Kesinlikle izleyin,ne demek istediğimi anlarsınız. Son olarak soundtrack albümünü de dinlemeyi unutmayın.
Zaten Oscar gecesi de çoğu ödülü hakkıyla göğüsleyeceği fikrindeyim.
Konusu; Oyunculuk hayaliyle tutaşan Mia (Emma Stone) ile kendi caz kulübünü açmak isteyen caz piyanisti Sebastian'ın (Ryan Gosling) yolları bir gece kesişir. Hayallerine olan tutkuları bir de aşkları ile daha da güçleniyor. Bir noktada ise,hayatın gerçekleri ile nasıl başa çıkacaklarını görüyoruz.
Oscar'daki adaylıkları ; "En İyi Film" - "En İyi Erkek Oyuncu (Ryan Gosling)" - "En İyi Kadın Oyuncu (Emma Stone)" - "En İyi Yönetmen" - "En İyi Sinematografi" - "En İyi Kostüm" - "En İyi Ses Kurgusu" - "En İyi Ses Miksajı" - "En İyi Film Müziği" - "En İyi Orjinal Şarkı (Audition/The Fools Who Dream)" - "En İyi Film Kurgusu" - "En İyi Yapım Tasarımı" - "En İyi Orjinal Senaryo"

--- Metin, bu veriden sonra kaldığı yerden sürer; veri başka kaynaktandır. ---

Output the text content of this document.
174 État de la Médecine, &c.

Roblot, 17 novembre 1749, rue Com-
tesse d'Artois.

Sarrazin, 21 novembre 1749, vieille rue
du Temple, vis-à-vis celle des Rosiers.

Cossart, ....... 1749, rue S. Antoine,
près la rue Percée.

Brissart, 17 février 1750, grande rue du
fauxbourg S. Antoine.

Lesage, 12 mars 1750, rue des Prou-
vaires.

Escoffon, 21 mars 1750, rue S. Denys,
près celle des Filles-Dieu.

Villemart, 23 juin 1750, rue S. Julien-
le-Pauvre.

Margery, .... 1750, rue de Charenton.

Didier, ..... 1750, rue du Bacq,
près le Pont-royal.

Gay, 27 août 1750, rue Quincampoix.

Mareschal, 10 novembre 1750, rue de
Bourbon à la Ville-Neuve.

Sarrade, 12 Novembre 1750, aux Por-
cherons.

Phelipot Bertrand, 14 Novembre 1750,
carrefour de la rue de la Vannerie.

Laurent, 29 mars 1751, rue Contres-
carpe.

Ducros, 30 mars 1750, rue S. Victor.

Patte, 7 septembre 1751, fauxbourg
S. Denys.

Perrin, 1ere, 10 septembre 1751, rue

Manchester ByThe Sea (Yaşamın Kıyısında) :
Filmin senaryosu ve yönetmenliği Kenneth Lonergan elinden. Gösterişten uzak,yalın ama güzel dram yapıtı. Filmde keder,kararlar ve yeniden başlamanın hikayesi mevcut.
Daha dikkat çekici olan,başrolde Lee Chandler rolüyle izlediğimiz Casey Affleck'in başarılı performansı. Ağabeyinin aksine şaşırtıcı derecede iyi bir oyunculuk sergiliyor.😇
Konusu; Lee Chandler,ağabeyinin ölümünün ardından,yıllar önce ayrıldığı kasaba Manchester'a,yeğenine vasilik yapmak için geri döner. Lee,korkuları ve geride bıraktıları ile yola koyulur. Bundan sonrasında yeniden sorumluluk alıp almayacağını,ayrılma sebeplerini izliyoruz.
Michelle Williams'ın (Randi/Lee'nin ayrıldığı eşi) ise her sahnesinde oyunculuğu müthiş.
Vakit kaybetmeyeceğiniz,izlemeniz gereken filmlerden biri daha.
Oscar'daki adaylıkları ; "En İyi Film" - "En İyi Erkek Oyuncu (Casey Affleck)" "En İyi Yönetmen" - "En İyi Yardımcı Erkek Oyuncu" - "En İyi Yardımcı Kadın Oyuncu (Michelle Williams)" - "En İyi Orjinal Senaryo"

BONUS Captain Fantastic (Kaptan Fantastik) :
Oscar ödüllerinde,sadece "En İyi Erkek Oyuncu" dalında Viggo Mortensen'in aday olduğu etkileyiciliği,derinselliği ve mesajı yüksek yapıt,muhakkak izlenilmesi gereken bir film. V. Mortensen döktürüyor adeta,muhteşem oyunculuk.
İzleyin,İzleyin,İzleyin..

Evet,şimdi sıra sizde. Bu filmlerden hangilerini beğendiğiniz-beğenmediğiniz yorumlar kısmına yazabilirsiniz. Fikir alışverişinden zarar gelmez.